= Lev Vinocour =

Russian pianist

Lev Vinocour (Лев Винокур; born 3 August 1970) is a pianist from Russia.

He began his studies at the age of six. He studied at the School of Music in Saint Petersburg and continued his studies at the Moscow Conservatory under the direction of Lev Vlassenko.

He has won prizes in many competitions, such as Busoni International Competition, International Piano Competition in Epinal, France and the Gina Bachauer International Piano Competition. He has also recorded CDs, the most known being his performance of Schumann.
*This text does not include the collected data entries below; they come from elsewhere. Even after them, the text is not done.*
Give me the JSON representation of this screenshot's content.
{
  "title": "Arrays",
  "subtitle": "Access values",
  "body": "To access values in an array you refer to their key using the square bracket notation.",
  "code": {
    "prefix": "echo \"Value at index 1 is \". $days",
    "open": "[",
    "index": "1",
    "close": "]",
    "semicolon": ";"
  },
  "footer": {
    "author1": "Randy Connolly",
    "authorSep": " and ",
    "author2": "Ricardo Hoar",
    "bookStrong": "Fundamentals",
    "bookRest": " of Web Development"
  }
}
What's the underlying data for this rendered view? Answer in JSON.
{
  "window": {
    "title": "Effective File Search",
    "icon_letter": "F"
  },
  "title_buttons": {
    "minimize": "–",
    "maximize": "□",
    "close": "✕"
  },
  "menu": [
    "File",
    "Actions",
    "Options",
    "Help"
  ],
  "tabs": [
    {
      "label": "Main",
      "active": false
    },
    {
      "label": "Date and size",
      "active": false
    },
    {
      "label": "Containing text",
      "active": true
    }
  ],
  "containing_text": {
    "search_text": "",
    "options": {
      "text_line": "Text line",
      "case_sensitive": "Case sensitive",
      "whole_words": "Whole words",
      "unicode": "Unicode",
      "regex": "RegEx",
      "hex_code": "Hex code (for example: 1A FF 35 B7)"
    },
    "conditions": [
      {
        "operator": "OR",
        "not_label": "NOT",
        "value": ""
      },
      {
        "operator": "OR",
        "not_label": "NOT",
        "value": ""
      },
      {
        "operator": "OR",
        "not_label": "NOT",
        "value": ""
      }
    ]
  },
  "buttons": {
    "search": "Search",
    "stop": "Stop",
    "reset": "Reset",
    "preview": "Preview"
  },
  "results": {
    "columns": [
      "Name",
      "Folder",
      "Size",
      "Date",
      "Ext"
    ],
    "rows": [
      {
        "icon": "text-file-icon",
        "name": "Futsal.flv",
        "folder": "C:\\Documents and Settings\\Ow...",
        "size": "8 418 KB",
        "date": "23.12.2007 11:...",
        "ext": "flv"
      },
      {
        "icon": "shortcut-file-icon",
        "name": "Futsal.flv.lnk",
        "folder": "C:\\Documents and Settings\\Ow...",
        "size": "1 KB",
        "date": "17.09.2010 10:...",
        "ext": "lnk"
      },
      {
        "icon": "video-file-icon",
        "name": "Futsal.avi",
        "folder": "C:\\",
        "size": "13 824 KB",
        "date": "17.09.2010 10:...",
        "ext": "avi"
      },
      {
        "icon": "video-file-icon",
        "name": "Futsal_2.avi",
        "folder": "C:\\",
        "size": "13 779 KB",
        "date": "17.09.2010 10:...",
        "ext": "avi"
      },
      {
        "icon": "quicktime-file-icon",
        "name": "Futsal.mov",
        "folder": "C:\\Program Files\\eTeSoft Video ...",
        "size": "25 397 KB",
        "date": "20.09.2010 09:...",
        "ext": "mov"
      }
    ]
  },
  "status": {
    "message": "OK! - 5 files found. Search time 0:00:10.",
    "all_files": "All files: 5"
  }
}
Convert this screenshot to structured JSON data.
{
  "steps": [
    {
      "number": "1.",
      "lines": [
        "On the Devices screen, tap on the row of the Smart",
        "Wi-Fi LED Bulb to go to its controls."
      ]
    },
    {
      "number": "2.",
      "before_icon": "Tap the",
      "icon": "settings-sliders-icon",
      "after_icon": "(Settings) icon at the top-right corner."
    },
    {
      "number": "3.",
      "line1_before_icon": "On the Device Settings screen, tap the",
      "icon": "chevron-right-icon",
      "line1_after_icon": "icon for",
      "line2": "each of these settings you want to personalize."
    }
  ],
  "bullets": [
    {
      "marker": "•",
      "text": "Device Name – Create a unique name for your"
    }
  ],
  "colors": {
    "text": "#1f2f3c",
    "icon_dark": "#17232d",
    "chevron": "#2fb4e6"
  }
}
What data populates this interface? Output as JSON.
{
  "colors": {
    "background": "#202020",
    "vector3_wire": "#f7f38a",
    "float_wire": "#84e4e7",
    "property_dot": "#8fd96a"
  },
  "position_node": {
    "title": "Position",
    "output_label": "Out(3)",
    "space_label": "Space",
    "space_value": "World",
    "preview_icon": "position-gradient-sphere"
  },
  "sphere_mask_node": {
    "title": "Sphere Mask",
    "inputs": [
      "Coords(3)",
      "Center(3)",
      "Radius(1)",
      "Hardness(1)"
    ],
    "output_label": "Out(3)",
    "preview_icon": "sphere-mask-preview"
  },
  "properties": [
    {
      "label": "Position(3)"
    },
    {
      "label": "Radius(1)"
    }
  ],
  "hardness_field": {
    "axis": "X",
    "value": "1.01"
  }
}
From the liner notes of his new album Robert Schumann: Complete Works for Piano and Orchestra (Lev Vinocour, Johannes Wildner & ORF Vienna Radio Symphony Orchestra):

The Russian pianist is a rare species: an intellectual virtuoso. His playing combines brilliant keyboard acrobatics, a highly developed 'sound culture' and a curiosity nothing short of the philosophical. The curiosity is directed at uncovering the true, deeper meaning of the music embedded in the score, deciphering its message and translating it into plausible musical discourse. The piano prodigy from St. Petersburg made his professional concert début at the age of 13 with the Leningrad Philharmonic and Yevgeny Mravinsky. He went on to conquer the concert halls of his native Russia and, later, those of the Western world in a career that has developed serenely. This highly educated, critically alert and thoroughly self-critical artist is now one of the most highly regarded pianists of his generation. He is held in particularly high esteem by piano experts, who continually praise his ability to discover new things in familiar material.

Vinocour became German citizen in 2002.